CLAIMS What is claimed is:

1. A portable optical reader comprising: an optical reader housing, said optical reader housing comprising a handle and optical reading circuitry; and a plurality of infrared transmitters disposed upon said optical reader housing in a pattern allowing substantially omni-directional orientation of said optical reader, while maintaining a relatively clear signal path to a remote infrared receiver.

2. An optical reader according to Claim 1 further comprising: an optical lens; a detector; and an analog processor.

3. An optical reader according to Claim 1 further comprising a digitizer.

4. An optical reader according to Claim 1 further comprising an edge detector.

5. An optical reader according to Claim 1 further comprising a memory.

6. An optical reader according to Claim 1 further comprising a decoder.

7. An optical reader according to Claim 1 wherein the optical reader comprises a handheld scanner having a head portion, and wherein the plurality of infrared transmitters comprises four LED's circumferentially disposed about a bottom of the handle portion, evenly spaced about a perimeter thereof.
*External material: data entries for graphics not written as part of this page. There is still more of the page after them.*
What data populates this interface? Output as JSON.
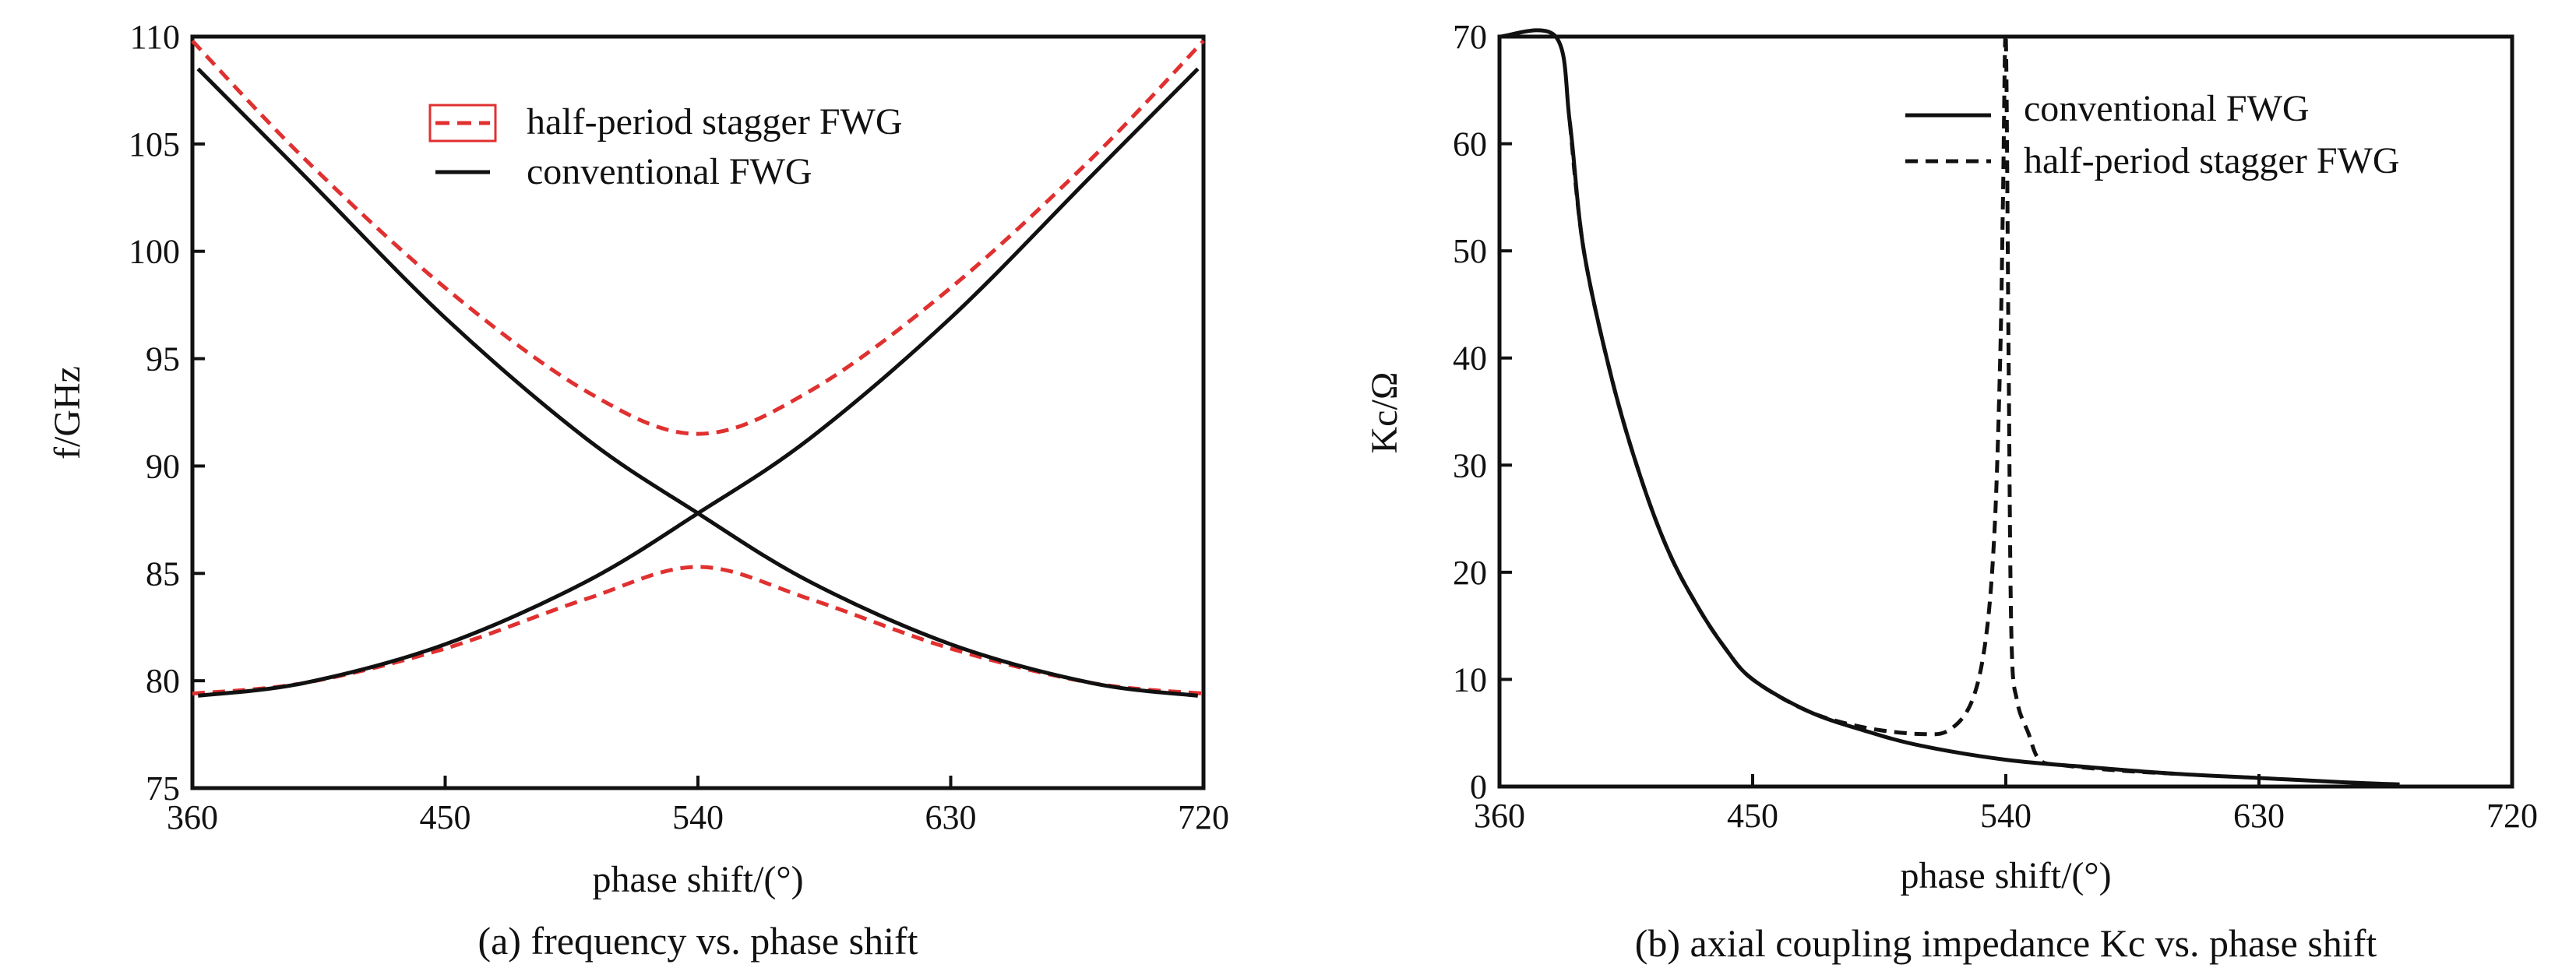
{
  "chart_data": [
    {
      "type": "line",
      "caption": "(a) frequency vs. phase shift",
      "xlabel": "phase shift/(°)",
      "ylabel": "f/GHz",
      "xlim": [
        360,
        720
      ],
      "ylim": [
        75,
        110
      ],
      "xticks": [
        "360",
        "450",
        "540",
        "630",
        "720"
      ],
      "yticks": [
        "75",
        "80",
        "85",
        "90",
        "95",
        "100",
        "105",
        "110"
      ],
      "legend_position": "top-center",
      "series": [
        {
          "name": "half-period stagger FWG",
          "style": "dashed",
          "color": "#e03030",
          "x": [
            360,
            400,
            450,
            500,
            540,
            580,
            630,
            680,
            720
          ],
          "y": [
            79.4,
            79.9,
            81.5,
            83.8,
            85.3,
            83.8,
            81.5,
            79.9,
            79.4
          ]
        },
        {
          "name": "",
          "style": "dashed",
          "color": "#e03030",
          "x": [
            360,
            400,
            450,
            500,
            540,
            580,
            630,
            680,
            720
          ],
          "y": [
            109.8,
            104.3,
            98.3,
            93.5,
            91.5,
            93.5,
            98.3,
            104.3,
            109.8
          ]
        },
        {
          "name": "conventional FWG",
          "style": "solid",
          "color": "#111111",
          "x": [
            362,
            400,
            450,
            500,
            540,
            580,
            630,
            680,
            718
          ],
          "y": [
            79.3,
            79.9,
            81.7,
            84.6,
            87.8,
            91.3,
            96.9,
            103.5,
            108.5
          ]
        },
        {
          "name": "",
          "style": "solid",
          "color": "#111111",
          "x": [
            362,
            400,
            450,
            500,
            540,
            580,
            630,
            680,
            718
          ],
          "y": [
            108.5,
            103.5,
            96.9,
            91.3,
            87.8,
            84.6,
            81.7,
            79.9,
            79.3
          ]
        }
      ]
    },
    {
      "type": "line",
      "caption": "(b) axial coupling impedance Kc vs. phase shift",
      "xlabel": "phase shift/(°)",
      "ylabel": "Kc/Ω",
      "xlim": [
        360,
        720
      ],
      "ylim": [
        0,
        70
      ],
      "xticks": [
        "360",
        "450",
        "540",
        "630",
        "720"
      ],
      "yticks": [
        "0",
        "10",
        "20",
        "30",
        "40",
        "50",
        "60",
        "70"
      ],
      "legend_position": "top-right",
      "series": [
        {
          "name": "conventional FWG",
          "style": "solid",
          "color": "#111111",
          "x": [
            360,
            380,
            385,
            390,
            400,
            410,
            420,
            430,
            440,
            450,
            470,
            490,
            510,
            540,
            570,
            600,
            630,
            660,
            680
          ],
          "y": [
            70,
            70,
            62,
            50,
            38,
            29,
            22,
            17,
            13,
            10,
            7,
            5.2,
            3.8,
            2.5,
            1.8,
            1.2,
            0.8,
            0.4,
            0.2
          ]
        },
        {
          "name": "half-period stagger FWG",
          "style": "dashed",
          "color": "#111111",
          "x": [
            385,
            390,
            400,
            410,
            420,
            430,
            440,
            450,
            470,
            490,
            510,
            520,
            528,
            533,
            536,
            538,
            539,
            540,
            541,
            542,
            544,
            548,
            552,
            560,
            580,
            600
          ],
          "y": [
            62,
            50,
            38,
            29,
            22,
            17,
            13,
            10,
            7,
            5.5,
            4.9,
            5.3,
            8,
            14,
            24,
            40,
            55,
            70,
            40,
            14,
            8,
            5,
            2.5,
            2,
            1.5,
            1.2
          ]
        }
      ]
    }
  ]
}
8. A portable optical reader comprising: an optical reader housing, said optical reader housing comprising a head portion and a handle portion; and a plurality of infrared transmitters constructed and arranged upon said handle portion of said optical reader housing in a pattern allowing substantially omni-directional orientation of said optical reader, while maintaining a relatively clear signal path to a remote infrared receiver.

9. An optical reader according to Claim 8 further comprising: an optical lens; a detector; and an analog processor.

10. An optical data reading system comprising an optical data reader and a remote infrared receiver, the optical data reader comprising an optical lens, a detector, an analog processor, and a plurality of infrared transmitters, disposed in a pattern allowing substantially omni-directional orientation of said optical reader, while maintaining a clear signal path to the remote infrared receiver; and the infrared receiver comprising a demodulator, a filter, and a voltage converter; wherein said infrared receiver is connectable to an external data processor.

11. An optical reading system according to Claim 10 wherein said infrared receiver includes a power regulator.

12. An optical reading system according to Claim 10 wherein said infrared receiver includes transmitting circuitry enabling two-way communication between said optical reader and said external data processor.

13. An optical reader according to Claim 10 wherein the optical data reader comprises a handheld scanner having a head portion and a handle portion and wherein the plurality of infrared transmitters comprises four LED's circumferentially disposed about a bottom of the handle portion, evenly spaced about a perimeter thereof.

14. A method of reading data with a portable optical reader, comprising the steps of: receiving light on a photodetector, and generating a photodetector output signal in response thereto, said photodetector being located on a portable optical reader; processing said photodetector output signal, thereby producing a processed photodetector signal; modulating said processed photodetector signal, thereby producing a modulated photodetector signal; and transmitting said modulated photodetector signal simultaneously from a plurality of infrared transmission sources in such a manner as to maintain a relatively clear signal path with stationary infrared receiver regardless of which way the portable optical reader is oriented.